One of the best things I did as one of the earliest employees at $company was helpers to setup Python logging and command line argument passing, so -v/-q flags controlled what level got emitted to STDERR, and other CLI flags configured where and what level logs got emitted. You didn't use print, just logged messages. Devs could stick in their informative messages at INFO, warnings, errors, critical errors at levels, debugging and tracing right down to DEBUG2 level, and ops could actually control how things worked in the software they needed to deploy. Consistently, without worrying about each and every special snowflake (at least as far as the inhouse Python was concerned). Timestamps even on INFO turns out to be really useful. Weird problem? Devs could get ops to crank up the logging on staging or production to help diagnose the problem. Everybody used it without being pushed, for at least 16 years (and is still preferred use AFAIK).
Log levels are a distraction. Your app shouldn't be deciding what's relevant, you should be emitting everything with tracing[0] and then writing alerts for fact patterns you care about.
[0] Not the trace log level, but events and spans, i.e. opentracing
Sadly, my experience has been that this is way too expensive, so you have to decide.

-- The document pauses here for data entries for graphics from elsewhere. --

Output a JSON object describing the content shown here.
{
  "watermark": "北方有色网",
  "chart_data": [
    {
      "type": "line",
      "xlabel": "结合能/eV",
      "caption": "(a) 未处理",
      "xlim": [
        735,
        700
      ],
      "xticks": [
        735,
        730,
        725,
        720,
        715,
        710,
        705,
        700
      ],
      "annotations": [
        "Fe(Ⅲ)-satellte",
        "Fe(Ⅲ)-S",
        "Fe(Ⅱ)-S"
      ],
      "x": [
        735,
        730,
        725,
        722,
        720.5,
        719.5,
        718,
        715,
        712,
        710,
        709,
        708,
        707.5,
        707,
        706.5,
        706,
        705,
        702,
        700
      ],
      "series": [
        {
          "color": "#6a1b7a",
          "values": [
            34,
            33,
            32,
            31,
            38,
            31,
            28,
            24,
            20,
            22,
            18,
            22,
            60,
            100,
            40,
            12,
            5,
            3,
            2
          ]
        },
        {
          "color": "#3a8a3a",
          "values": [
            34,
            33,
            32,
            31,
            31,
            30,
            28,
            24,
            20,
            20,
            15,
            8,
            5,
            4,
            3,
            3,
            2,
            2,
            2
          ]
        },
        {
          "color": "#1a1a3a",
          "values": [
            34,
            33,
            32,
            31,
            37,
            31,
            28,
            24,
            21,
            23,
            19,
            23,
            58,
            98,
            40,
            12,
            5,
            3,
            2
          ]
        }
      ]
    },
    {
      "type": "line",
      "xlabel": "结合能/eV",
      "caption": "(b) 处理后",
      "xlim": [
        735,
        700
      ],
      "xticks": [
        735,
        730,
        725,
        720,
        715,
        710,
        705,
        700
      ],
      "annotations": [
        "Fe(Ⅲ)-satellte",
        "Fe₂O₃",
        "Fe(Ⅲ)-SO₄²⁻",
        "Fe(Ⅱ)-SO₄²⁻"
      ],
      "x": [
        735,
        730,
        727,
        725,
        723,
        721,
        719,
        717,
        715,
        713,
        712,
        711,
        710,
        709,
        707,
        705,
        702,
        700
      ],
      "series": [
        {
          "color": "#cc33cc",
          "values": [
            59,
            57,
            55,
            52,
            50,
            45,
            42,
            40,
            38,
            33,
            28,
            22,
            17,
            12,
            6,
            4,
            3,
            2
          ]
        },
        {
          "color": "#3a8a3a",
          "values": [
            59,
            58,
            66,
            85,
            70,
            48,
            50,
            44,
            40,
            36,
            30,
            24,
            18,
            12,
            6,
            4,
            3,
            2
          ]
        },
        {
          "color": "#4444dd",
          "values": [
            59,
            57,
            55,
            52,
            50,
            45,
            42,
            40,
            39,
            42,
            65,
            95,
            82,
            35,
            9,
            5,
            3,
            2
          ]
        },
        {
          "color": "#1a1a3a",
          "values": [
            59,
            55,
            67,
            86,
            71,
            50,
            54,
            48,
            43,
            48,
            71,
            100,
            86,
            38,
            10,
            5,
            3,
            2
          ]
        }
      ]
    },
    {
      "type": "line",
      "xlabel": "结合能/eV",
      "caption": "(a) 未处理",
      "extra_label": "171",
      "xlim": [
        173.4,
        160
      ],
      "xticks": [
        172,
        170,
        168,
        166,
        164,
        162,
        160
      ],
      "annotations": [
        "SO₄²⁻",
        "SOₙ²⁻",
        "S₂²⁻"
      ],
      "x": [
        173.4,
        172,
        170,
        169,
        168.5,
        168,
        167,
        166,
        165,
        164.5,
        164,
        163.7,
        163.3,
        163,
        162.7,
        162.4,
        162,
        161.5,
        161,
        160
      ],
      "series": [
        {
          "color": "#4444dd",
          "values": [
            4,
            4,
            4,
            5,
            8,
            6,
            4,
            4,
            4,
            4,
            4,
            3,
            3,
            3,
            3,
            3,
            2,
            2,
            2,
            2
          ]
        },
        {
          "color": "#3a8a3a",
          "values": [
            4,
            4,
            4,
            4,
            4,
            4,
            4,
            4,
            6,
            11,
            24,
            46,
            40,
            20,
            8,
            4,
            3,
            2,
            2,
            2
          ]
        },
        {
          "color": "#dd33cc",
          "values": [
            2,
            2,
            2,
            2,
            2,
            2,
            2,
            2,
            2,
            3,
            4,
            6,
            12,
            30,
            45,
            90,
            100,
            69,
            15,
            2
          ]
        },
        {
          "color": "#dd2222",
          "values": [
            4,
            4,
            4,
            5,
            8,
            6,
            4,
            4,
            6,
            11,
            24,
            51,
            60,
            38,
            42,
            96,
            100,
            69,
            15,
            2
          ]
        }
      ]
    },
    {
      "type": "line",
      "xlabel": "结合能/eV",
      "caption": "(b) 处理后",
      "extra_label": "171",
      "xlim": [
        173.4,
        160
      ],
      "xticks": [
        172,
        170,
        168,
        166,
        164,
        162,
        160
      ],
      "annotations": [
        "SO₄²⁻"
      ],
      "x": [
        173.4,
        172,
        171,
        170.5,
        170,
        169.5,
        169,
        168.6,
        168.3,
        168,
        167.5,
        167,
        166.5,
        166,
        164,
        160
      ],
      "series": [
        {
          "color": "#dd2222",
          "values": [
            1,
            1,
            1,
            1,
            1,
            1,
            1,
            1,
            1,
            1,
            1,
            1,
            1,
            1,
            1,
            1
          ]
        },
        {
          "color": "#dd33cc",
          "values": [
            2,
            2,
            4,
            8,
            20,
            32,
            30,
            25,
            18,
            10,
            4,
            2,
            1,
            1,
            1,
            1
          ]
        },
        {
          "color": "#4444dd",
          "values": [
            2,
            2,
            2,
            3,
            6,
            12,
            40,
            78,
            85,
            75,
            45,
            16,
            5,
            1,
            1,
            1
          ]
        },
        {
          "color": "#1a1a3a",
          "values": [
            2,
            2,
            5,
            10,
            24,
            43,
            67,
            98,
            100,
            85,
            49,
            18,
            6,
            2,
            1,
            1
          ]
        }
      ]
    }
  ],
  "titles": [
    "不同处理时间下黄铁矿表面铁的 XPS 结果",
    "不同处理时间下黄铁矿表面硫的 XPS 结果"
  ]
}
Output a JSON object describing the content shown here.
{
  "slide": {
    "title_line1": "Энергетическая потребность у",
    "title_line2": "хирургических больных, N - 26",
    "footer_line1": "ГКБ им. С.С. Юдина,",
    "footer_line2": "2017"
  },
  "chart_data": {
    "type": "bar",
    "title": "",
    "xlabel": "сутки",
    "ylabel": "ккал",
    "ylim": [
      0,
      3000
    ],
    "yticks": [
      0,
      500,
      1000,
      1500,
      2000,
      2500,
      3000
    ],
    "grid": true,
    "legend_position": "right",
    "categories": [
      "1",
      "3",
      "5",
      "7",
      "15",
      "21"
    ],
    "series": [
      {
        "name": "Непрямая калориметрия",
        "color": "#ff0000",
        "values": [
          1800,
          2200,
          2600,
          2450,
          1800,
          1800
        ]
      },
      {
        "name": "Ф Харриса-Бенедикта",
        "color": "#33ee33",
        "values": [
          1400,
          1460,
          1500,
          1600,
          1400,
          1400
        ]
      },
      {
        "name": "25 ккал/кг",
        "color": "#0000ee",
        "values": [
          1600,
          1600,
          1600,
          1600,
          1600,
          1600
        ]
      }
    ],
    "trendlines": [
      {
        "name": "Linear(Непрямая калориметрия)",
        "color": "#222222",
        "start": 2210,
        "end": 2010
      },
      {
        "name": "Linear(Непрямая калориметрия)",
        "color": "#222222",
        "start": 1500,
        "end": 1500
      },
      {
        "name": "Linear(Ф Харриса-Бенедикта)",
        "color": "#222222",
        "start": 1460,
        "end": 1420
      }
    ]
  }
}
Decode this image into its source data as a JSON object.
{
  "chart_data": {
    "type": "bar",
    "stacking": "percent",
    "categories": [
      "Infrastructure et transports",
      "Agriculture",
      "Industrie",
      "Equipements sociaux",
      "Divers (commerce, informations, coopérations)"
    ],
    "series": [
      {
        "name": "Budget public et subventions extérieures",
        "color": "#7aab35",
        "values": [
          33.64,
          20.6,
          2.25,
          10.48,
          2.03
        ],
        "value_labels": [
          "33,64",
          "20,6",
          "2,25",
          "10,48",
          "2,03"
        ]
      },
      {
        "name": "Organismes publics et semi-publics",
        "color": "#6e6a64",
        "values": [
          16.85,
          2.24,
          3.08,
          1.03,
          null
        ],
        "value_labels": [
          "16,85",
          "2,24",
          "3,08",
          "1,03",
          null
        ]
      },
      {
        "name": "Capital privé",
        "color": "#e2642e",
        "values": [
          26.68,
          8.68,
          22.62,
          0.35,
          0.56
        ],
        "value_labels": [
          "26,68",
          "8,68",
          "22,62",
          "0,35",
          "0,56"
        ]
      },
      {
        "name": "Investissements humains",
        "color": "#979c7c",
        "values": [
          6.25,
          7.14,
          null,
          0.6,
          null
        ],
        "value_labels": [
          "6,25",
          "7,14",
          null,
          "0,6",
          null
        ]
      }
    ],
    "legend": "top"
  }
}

These days, something like 90% of the issues I to have to deal with observability are cost related. "You can't have that amount of cardinalities.", "Do you really need this metric?", "We've decided to turn off all logs in dev envs, they are too expensive.", ...
I am not sure why the author thinks that DEBUG level is about debugging your code before putting it in production. The real use of DEBUG is in production when one day the roof is caving in and the normal logs do not have information for you to figure it out.
Especially when the deployment is not under your control. That is when you ask to enable DEBUG so system can spew more information and you can trace the execution better.
OTOH, this whole idea of attaching trace-id (Android) and where the log came from (modules and functions) is nothing new. on the whole, I am not sure what the takeaway is.
So where do deprecation warnings go? I'm actually sympathetic to logs not being the best place, but I'm not sure what else to do with them. If you've got a backend/admin interface then sure pop it up there, but not all applications have such a UI.
A significant part of my job (sysadmin) has always involved running 3rd-party daemons on the company's servers to provide assorted services. It's semi-common for these services to throw deprecation warnings on startup like "you ran this service as fooservice --db-backend=sqlite --db-path=/var/lib/fooservice/db.sqlite; please be aware that sqlite support will be removed in version 9.0 next year". In a perfect world we'd catch that kind of thing by reading release notes, but 1. release notes don't always get read, 2. release notes don't always spell these things out as well as they should, and 3. release notes don't know what options you're actually using, so it can be way easier for the program to throw a warning when it sees you actually using deprecated functionality.
Comes down to speed requirements for me. If I’m coding in python and deploying it to an anaemic cloud function it’s going to be slow AF anyway. May as well throw in some DEBUG too.
Plus three levels makes more mental model sense to me. Debug noise, key info and somethings on fire
The idea that a debugger can be used instead of DEBUG log messages is somewhat laughable. Even in js client-side situations, a bunch of console.log calls can be a lot more informative than triggering the debugger.
That's why you want DEBUG and TRACE. I'd rather have useful logs as well as a debugger when running locally.